Personally, I know really well had his first lift-out experience in the late 80’s when he ‘reallocated’ a complete accounting department, sans CFO, for a real-estate developer. His client needed to be up and running fast or risk losing a $100 million deal. Fortunately there existed in this same city a CFO with a rival real-estate firm who had a reputation for paying above market salaries because he was known to be ‘nasty!!!’, on the best of days. Separating the team came down to transparency about who the Newco was and who they would be working for but little else during the courting ritual. Interestingly none of the six candidates ‘targeted’ and eventually successfully recruited knew about the others until they all had dinner Friday evening after resigning using an identical letter – written by that head hunter – the same afternoon.

Another well known example – in the recruiting community – involved a large telecommunications company hit by an R&D project designed to reallocate about 100 sales people nationally… the company missed its projections two quarters in a row and was sold to international competitor.

7-Steps to executing a successful Lift-out project

Research shows that great performers who move, along with their team, are successful faster in the new company, compared with those who move alone or are ‘assembled’ as part of new group, because the team already works as a ‘unit’ and they don’t need to get to get acquainted or make the group dynamics work.

Here are the seven key steps that every company should take when implementing a lift-out:

  1. Ensure that the prevailing market conditions support the addition of a complete team.
  2. Be transparent where possible ahead of the change (after you’ve secured the team though – no heads-up ahead of time). Make the goals of the move clear to employees and new hires through honest open dialogue post event.
  3. Examine client loyalty pre-event. Clients may be more loyal to ‘firms’ than the team that leaves. A recent confidential survey for a client, the pre-event, revealed that the targeted lift-out team’s customer base were split 60/40 in favor of staying with the firm.
  4. Is it solely to gain high profile clients? Make sure to ascertain whether current employees and the lift-out group are culturally compatibility – move forward knowingly. (Mixing oil & vinegar makes for some interesting displays, however, vodka and Red Bull .. not so good!)
  5. Provide the team leader with access to resources as well as management of your company. This is to ensure a seamless transition.
  6. It is critical to make the newly hired team feel they’re wanted. When the team is announced you need to get them together with their colleagues in a social setting
  7. Integration becomes complete and inseparable once the new team establishes its’ credibility, out to others to build relationships. Intervene where natural to help with the bonding process.
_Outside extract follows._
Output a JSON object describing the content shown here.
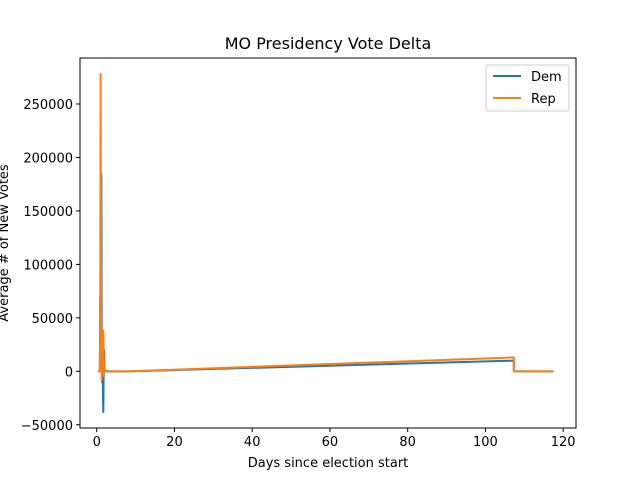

When a lift-out is planned and executed well, the expertise and experience of the group will give a boost to your company’s bottom line almost immediately. However, irrespective of how a lift-out is executed, it is a disruptive and destructive event that a client has to face. Therefore, the services of an executive search firm will be of immense help in implementing a lift-out. Such a firm would be well versed in handling legal issues that are likely to arise when attempting a lift-out.

Protecting yourself against a Lift-out

As far as companies are concerned, it pays to periodically review the contractual obligations that have been placed on employees, diversify risk by spreading customer relationship responsibilities to multiple employees, establish a contingency plan to deal with a lift-out, identify as well as protect trade secrets and confidential information and constantly monitor employees who access confidential information in order to reduce the chances of a lift-out.

On the other hand, the aspects to be considered when responding to a lift-out could include quick action; mapping out a legal strategy; collecting, preserving and analyzing evidence related to the conspiracy; developing a factual narrative; and differentiating legal issues from business issues.